Simone de Mello14 de agosto de 2006

Günter Grass cria suspense em torno de sua autobiografia, revelando participação até então desconhecida na tropa de elite de Hitler. Golpe editorial ou novo capítulo da elaboração do passado nazista na Alemanha?

Grass arrisca prestígio como porta-voz político, mas sua autobiografia promete virar 'best-seller'Foto: AP

Cada vez mais, o mercado editorial é movido a modas literárias... e a polêmicas. Pelo menos na Alemanha, um país dado a controvérsias públicas. Desta vez, o escândalo parte inesperadamente do Nobel de Literatura Günter Grass, um escritor que já não surpreende há muito tempo, seja em inovação literária, seja no teor de suas intervenções políticas como partidário social-democrata.

A surpresa demorou, mas chegou com ímpeto. Em entrevista ao diário Frankfurter Allgemeine Zeitung, Grass se pronunciou sobre uma questão crucial de sua autobiografia (Beim Häuten der Zwiebel, Descascando a cebola), a ser lançada em setembro próximo: seu envolvimento com o nazismo.

Entusiasmo pelo militarismo nazista

O jovem Grass não foi recrutado como auxiliar da artilharia antiaérea, segundo constava de sua biografia até então, mas se apresentou como voluntário da divisão de submarinos da Marinha alemã e, cerca de um ano após ter sido rejeitado, foi recrutado pela Waffen-SS, a tropa de elite desvinculada das Forças Armadas e especialmente ativa na consumação do Holocausto.

Quando isso ocorreu, Grass era um adolescente de 15 a 17 anos, e durante a guerra jamais deu um tiro. O fato em si importa a poucos. Afinal, ao longo de uma carreira exemplar como delator de crimes e cinismos do nazismo, ele já comprovou de que lado está. No entanto, resta a questão: por que revelar isso só agora?

Prêmio Nobel a um voluntário nazista

As más línguas não hesitam em apontar os interesses carreiristas. Para um escritor que se tornou mundialmente conhecido aos 32 anos, com o romance O Tambor, uma sátira corrosiva sobre a conivência com o nazismo, e – mais do que isso – para um ativista politicamente correto com ambições e chances de ganhar o Nobel de Literatura, seria arriscado demais ter revelado isso antes.

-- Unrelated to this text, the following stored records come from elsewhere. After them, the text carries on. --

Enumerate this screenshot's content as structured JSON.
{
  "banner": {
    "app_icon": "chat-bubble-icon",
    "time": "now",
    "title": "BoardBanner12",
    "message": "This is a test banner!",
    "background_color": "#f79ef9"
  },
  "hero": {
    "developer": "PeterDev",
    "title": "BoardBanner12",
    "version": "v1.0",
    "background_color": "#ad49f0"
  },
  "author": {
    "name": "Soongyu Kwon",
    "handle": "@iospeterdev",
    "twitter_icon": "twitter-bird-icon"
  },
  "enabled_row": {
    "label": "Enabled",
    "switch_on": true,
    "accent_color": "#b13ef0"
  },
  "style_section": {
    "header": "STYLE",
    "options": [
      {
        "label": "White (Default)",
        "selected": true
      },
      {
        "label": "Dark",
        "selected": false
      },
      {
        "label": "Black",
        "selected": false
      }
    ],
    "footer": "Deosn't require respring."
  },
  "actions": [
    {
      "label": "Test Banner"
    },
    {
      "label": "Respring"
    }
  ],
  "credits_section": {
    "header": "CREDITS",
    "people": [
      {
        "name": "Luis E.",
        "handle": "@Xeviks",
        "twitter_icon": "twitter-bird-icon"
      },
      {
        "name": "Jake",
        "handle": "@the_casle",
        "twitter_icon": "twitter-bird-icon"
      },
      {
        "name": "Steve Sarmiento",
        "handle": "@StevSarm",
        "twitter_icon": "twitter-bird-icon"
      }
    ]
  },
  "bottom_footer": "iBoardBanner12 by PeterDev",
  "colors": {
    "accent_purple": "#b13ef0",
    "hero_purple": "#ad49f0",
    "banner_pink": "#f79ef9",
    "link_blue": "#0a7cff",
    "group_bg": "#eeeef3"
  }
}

Além do mais, essa revelação surpreendente tem traços inegáveis de uma encenação midiática e de uma estratégia de marketing para promover a autobiografia de Grass. Sobretudo em se tratando do diário Frankfurter Allgemeine Zeitung, com sua tradição em lançar escritores no fogo cruzado das polêmicas políticas.

Acusador intocável

Mesmo que isso seja verdade, como suspeita parte da imprensa de língua alemã, as revelações de Grass naturalmente vão além de um golpe de publicidade. O que todos se perguntam, sem exceção, é por que ele ocultou durante tanto tempo a revelação. Sobretudo tendo oportunidades imperdíveis de se posicionar sobre este capítulo inédito de sua biografia.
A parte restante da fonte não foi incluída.